Correlation Between BioNTech and Bright Minds
Can any of the company-specific risk be diversified away by investing in both BioNTech and Bright Minds at the same time? Although using a correlation coefficient on its own may not help to predict future stock returns, this module helps to understand the diversifiable risk of combining BioNTech and Bright Minds into the same portfolio, which is an essential part of the fundamental portfolio management process.
By analyzing existing cross correlation between BioNTech SE and Bright Minds Biosciences, you can compare the effects of market volatilities on BioNTech and Bright Minds and check how they will diversify away market risk if combined in the same portfolio for a given time horizon.
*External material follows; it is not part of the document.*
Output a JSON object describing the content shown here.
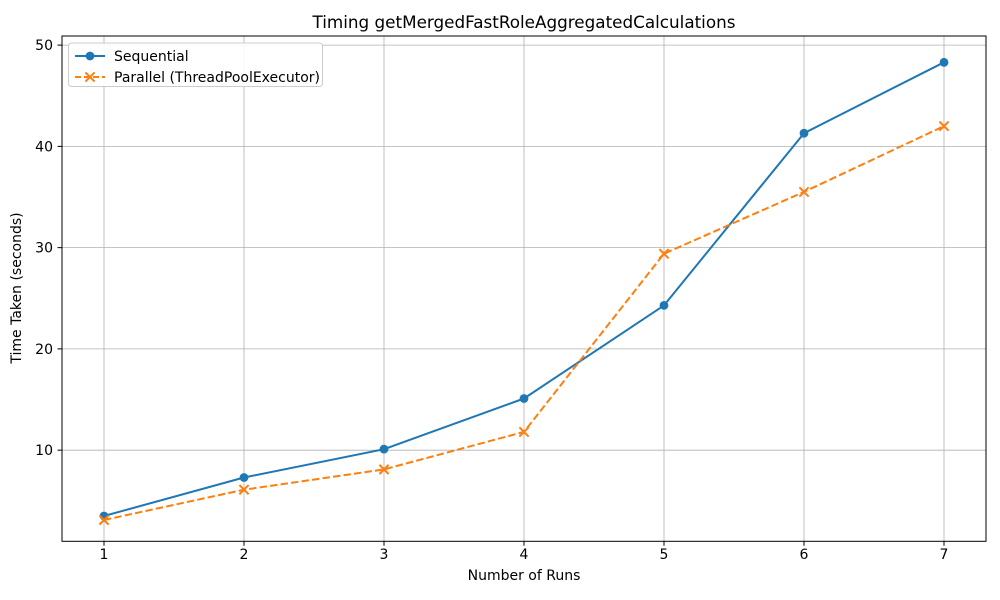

You can also utilize pair trading strategies of matching a long position in BioNTech with a short position of Bright Minds. Check out your portfolio center. Please also check ongoing floating volatility patterns of BioNTech and Bright Minds.
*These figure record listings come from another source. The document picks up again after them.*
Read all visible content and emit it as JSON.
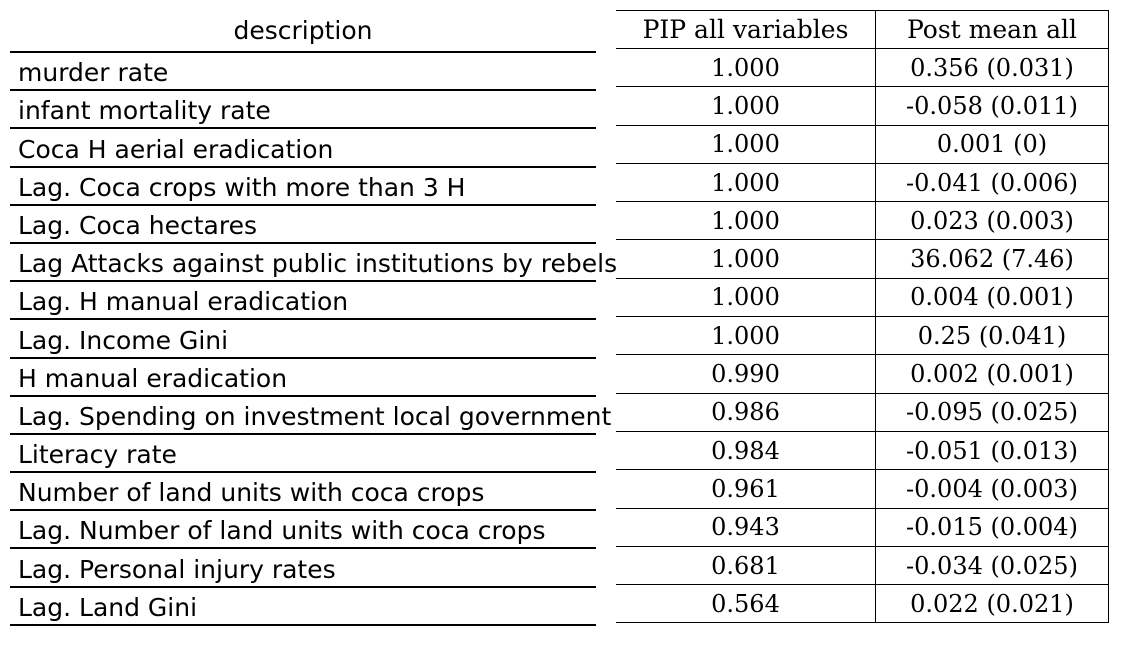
{
  "left": {
    "header": "description",
    "rows": [
      "murder rate",
      "infant mortality rate",
      "Coca H aerial eradication",
      "Lag. Coca crops with more than 3 H",
      "Lag. Coca hectares",
      "Lag Attacks against public institutions by rebels",
      "Lag. H manual eradication",
      "Lag. Income Gini",
      "H manual eradication",
      "Lag. Spending on investment local government",
      "Literacy rate",
      "Number of land units with coca crops",
      "Lag. Number of land units with coca crops",
      "Lag. Personal injury rates",
      "Lag. Land Gini"
    ]
  },
  "right": {
    "headers": [
      "PIP all variables",
      "Post mean all"
    ],
    "rows": [
      [
        "1.000",
        "0.356 (0.031)"
      ],
      [
        "1.000",
        "-0.058 (0.011)"
      ],
      [
        "1.000",
        "0.001 (0)"
      ],
      [
        "1.000",
        "-0.041 (0.006)"
      ],
      [
        "1.000",
        "0.023 (0.003)"
      ],
      [
        "1.000",
        "36.062 (7.46)"
      ],
      [
        "1.000",
        "0.004 (0.001)"
      ],
      [
        "1.000",
        "0.25 (0.041)"
      ],
      [
        "0.990",
        "0.002 (0.001)"
      ],
      [
        "0.986",
        "-0.095 (0.025)"
      ],
      [
        "0.984",
        "-0.051 (0.013)"
      ],
      [
        "0.961",
        "-0.004 (0.003)"
      ],
      [
        "0.943",
        "-0.015 (0.004)"
      ],
      [
        "0.681",
        "-0.034 (0.025)"
      ],
      [
        "0.564",
        "0.022 (0.021)"
      ]
    ]
  }
}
Diversification Opportunities for BioNTech and Bright Minds
0.07 | Correlation Coefficient |
Significant diversification
The 3 months correlation between BioNTech and Bright is 0.07. Overlapping area represents the amount of risk that can be diversified away by holding BioNTech SE and Bright Minds Biosciences in the same portfolio, assuming nothing else is changed. The correlation between historical prices or returns on Bright Minds Biosciences and BioNTech is a relative statistical measure of the degree to which these equity instruments tend to move together. The correlation coefficient measures the extent to which returns on BioNTech SE are associated (or correlated) with Bright Minds. Values of the correlation coefficient range from -1 to +1, where. The correlation of zero (0) is possible when the price movement of Bright Minds Biosciences has no effect on the direction of BioNTech i.e., BioNTech and Bright Minds go up and down completely randomly.
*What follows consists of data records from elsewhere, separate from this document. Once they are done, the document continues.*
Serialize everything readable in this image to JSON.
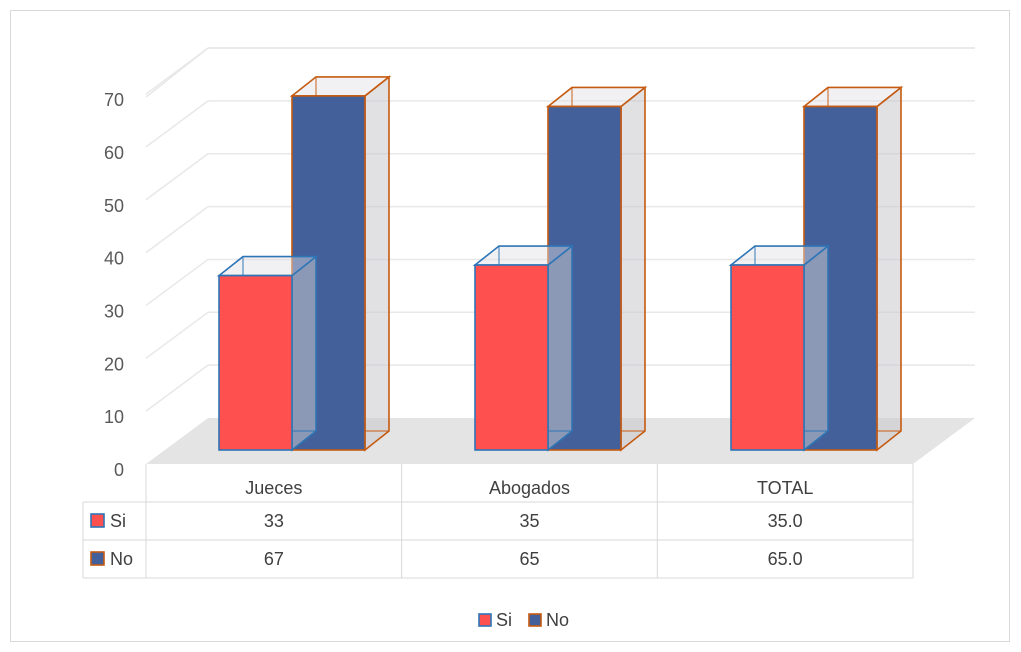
{
  "chart_data": {
    "type": "bar",
    "categories": [
      "Jueces",
      "Abogados",
      "TOTAL"
    ],
    "series": [
      {
        "name": "Si",
        "values": [
          33,
          35,
          35.0
        ],
        "labels": [
          "33",
          "35",
          "35.0"
        ]
      },
      {
        "name": "No",
        "values": [
          67,
          65,
          65.0
        ],
        "labels": [
          "67",
          "65",
          "65.0"
        ]
      }
    ],
    "y_ticks": [
      "0",
      "10",
      "20",
      "30",
      "40",
      "50",
      "60",
      "70"
    ],
    "ylim": [
      0,
      70
    ],
    "grid": true,
    "legend": "bottom",
    "data_table": true,
    "colors": {
      "si_fill": "#ff5050",
      "si_edge": "#2e75b6",
      "no_fill": "#44609a",
      "no_edge": "#c55a11",
      "grid": "#e8e8e8",
      "floor": "#e4e4e4"
    }
  }
}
Pair Corralation between BioNTech and Bright Minds
Given the investment horizon of 90 days BioNTech SE is expected to generate 0.54 times more return on investment than Bright Minds. However, BioNTech SE is 1.85 times less risky than Bright Minds. It trades about 0.1 of its potential returns per unit of risk. Bright Minds Biosciences is currently generating about -0.1 per unit of risk. If you would invest 11,326 in BioNTech SE on August 29, 2024 and sell it today you would earn a total of 746.00 from holding BioNTech SE or generate 6.59% return on investment over 90 days.
Time Period | 3 Months [change] |
Direction | Moves Together |
Strength | Insignificant |
Accuracy | 100.0% |
Values | Daily Returns |
BioNTech SE vs. Bright Minds Biosciences
Performance |
Timeline |
BioNTech SE |
Bright Minds Biosciences |
BioNTech and Bright Minds Volatility Contrast
Predicted Return Density |
Returns |
Pair Trading with BioNTech and Bright Minds
The main advantage of trading using opposite BioNTech and Bright Minds positions is that it hedges away some unsystematic risk. Because of two separate transactions, even if BioNTech position performs unexpectedly, Bright Minds can make up some of the losses. Pair trading also minimizes risk from directional movements in the market. For example, if an entire industry or sector drops because of unexpected headlines, the short position in Bright Minds will offset losses from the drop in Bright Minds' long position.The idea behind BioNTech SE and Bright Minds Biosciences pairs trading is to make the combined position market-neutral, meaning the overall market's direction will not affect its win or loss (or potential downside or upside). This can be achieved by designing a pairs trade with two highly correlated stocks or equities that operate in a similar space or sector, making it possible to obtain profits through simple and relatively low-risk investment.Bright Minds vs. Revelation Biosciences | Bright Minds vs. Zura Bio Limited | Bright Minds vs. Phio Pharmaceuticals Corp | Bright Minds vs. ZyVersa Therapeutics |
Check out your portfolio center.Note that this page's information should be used as a complementary analysis to find the right mix of equity instruments to add to your existing portfolios or create a brand new portfolio. You can also try the Funds Screener module to find actively-traded funds from around the world traded on over 30 global exchanges.